Tyler missed four months of school during his surgeries and recovery period. When he was ready to return, he opted to transfer to James River. He felt like he needed a fresh start.
But James River was loaded with pitching talent. Then a sophomore, Tyler accepted a junior varsity assignment. Quietly, he was frustrated. He'd gone from a promising, varsity-bound freshman bound to a JV sophomore who hadn't thrown a pitch in nearly two years.
"Tyler was itching to play, but he was always respectful," Schumacher says.
"Everything felt sluggish," Tyler says. "Before the surgery, I remember being able to go out there and succeed and not have a problem. But I didn't deserve to be on varsity. I wasn't at my best."
By his junior year, Tyler had earned a varsity spot but was still stuck behind several pitchers. But that changed during the team's regional final. The starting pitcher had been pulled after two tough innings, and Schumacher called on Tyler.
"He never complained about his playing time," Schumacher says. "Then we got to the regional final and I called on Tyler and he was unbelievable. The most he had pitched (in one outing) was two innings, and after four I went to check on him and he just said, 'I got this, Coach.'"
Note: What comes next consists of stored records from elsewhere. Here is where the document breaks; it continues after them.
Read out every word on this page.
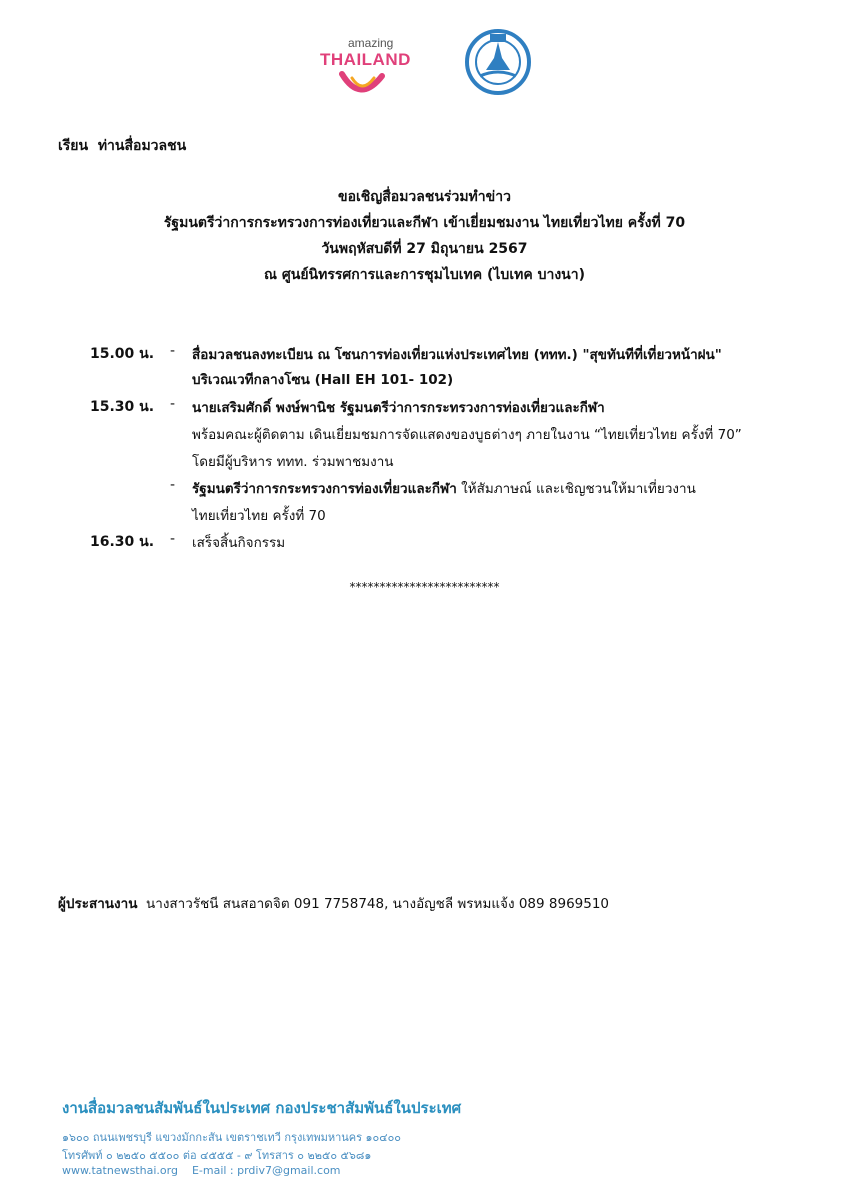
amazing
THAILAND
เรียน ท่านสื่อมวลชน
ขอเชิญสื่อมวลชนร่วมทำข่าว
รัฐมนตรีว่าการกระทรวงการท่องเที่ยวและกีฬา เข้าเยี่ยมชมงาน ไทยเที่ยวไทย ครั้งที่ 70
วันพฤหัสบดีที่ 27 มิถุนายน 2567
ณ ศูนย์นิทรรศการและการชุมไบเทค (ไบเทค บางนา)
15.00 น. - สื่อมวลชนลงทะเบียน ณ โซนการท่องเที่ยวแห่งประเทศไทย (ททท.) "สุขทันทีที่เที่ยวหน้าฝน"
บริเวณเวทีกลางโซน (Hall EH 101- 102)
15.30 น. - นายเสริมศักดิ์ พงษ์พานิช รัฐมนตรีว่าการกระทรวงการท่องเที่ยวและกีฬา
พร้อมคณะผู้ติดตาม เดินเยี่ยมชมการจัดแสดงของบูธต่างๆ ภายในงาน “ไทยเที่ยวไทย ครั้งที่ 70”
โดยมีผู้บริหาร ททท. ร่วมพาชมงาน
- รัฐมนตรีว่าการกระทรวงการท่องเที่ยวและกีฬา ให้สัมภาษณ์ และเชิญชวนให้มาเที่ยวงาน
ไทยเที่ยวไทย ครั้งที่ 70
16.30 น. - เสร็จสิ้นกิจกรรม
*************************
ผู้ประสานงาน นางสาวรัชนี สนสอาดจิต 091 7758748, นางอัญชลี พรหมแจ้ง 089 8969510
งานสื่อมวลชนสัมพันธ์ในประเทศ กองประชาสัมพันธ์ในประเทศ
๑๖๐๐ ถนนเพชรบุรี แขวงมักกะสัน เขตราชเทวี กรุงเทพมหานคร ๑๐๔๐๐
โทรศัพท์ ๐ ๒๒๕๐ ๕๕๐๐ ต่อ ๔๕๕๕ - ๙ โทรสาร ๐ ๒๒๕๐ ๕๖๘๑
www.tatnewsthai.org E-mail : prdiv7@gmail.com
Three outs later, Tyler had gone five innings as James River rallied to win the regional title. College scouts in the stands took notice. Soon, Tyler was no longer a bullpen piece for James River -- he was a pitcher with elite stuff and plenty of potential.
"It all happened that night," he says. "Everything just came together -- all the hard work and literally blood, sweat and tears of the past three years. It was victory over all of my surgeries."
Now, Tyler feels like he's back and is looking to go out on a high note before heading off to Virginia. He'd been a bat boy for the Cavaliers when he was younger, and both of his parents attended went there. Several members of the team had visited him in the hospital, and more came later to visit him and Drew at their house. That always stuck with Tyler.
Then, on the day after the regional final, Virginia's baseball team bumped Tyler and took top billing on the front page of the local sports section following the team's trip to the College World Series.
"It was kind of ironic how everything happened like that," Tyler says. "I just sort of thought, the way everything came together like that, I always had them in the back of my mind. UVA was always my dream school. Both my parents went there. So when they offered, it was pretty much a no-brainer."
Although Tyler is one of the state's top pitchers this season, he'll never be completely healthy. There's still pain -- not to mention two rods and four screws in his back -- but he's able to shake it off and concentrate on pitching.
"It's a great story," Schumacher says. "He's a good young man. For him to be able to overcome all this, it's a special thing to watch as a coach. Even though I wasn't around for all the negative stuff, just seeing where he is now, and especially this year, you can just see it in him. He's got this level of determination that he hasn't necessarily had before. He's got his life in order, he's going to college and he's expecting to have a good season."
Tyler never forgot about those kids in the intensive-care ward, though. Not long after returning to full health, he helped raise money for Noah's Children, a group that provides assistance to the families of kids who have been diagnosed with life-threatening and terminal illnesses.
He organized a fundraising dance, volunteered at the organization over the summer, and he put on a charity fun run at high school with all proceeds going toward the group.
"You are in and out of so many hospitals, and you get some perspective from the whole experience," Tyler says. "I'm in there with a back surgery but all around me there's babies with terminal illnesses and little kids who might not ever leave the hospital.
"I thought to myself, we're going to get through it, and we need to give back."
That's Tyler. Always thinking of everybody else.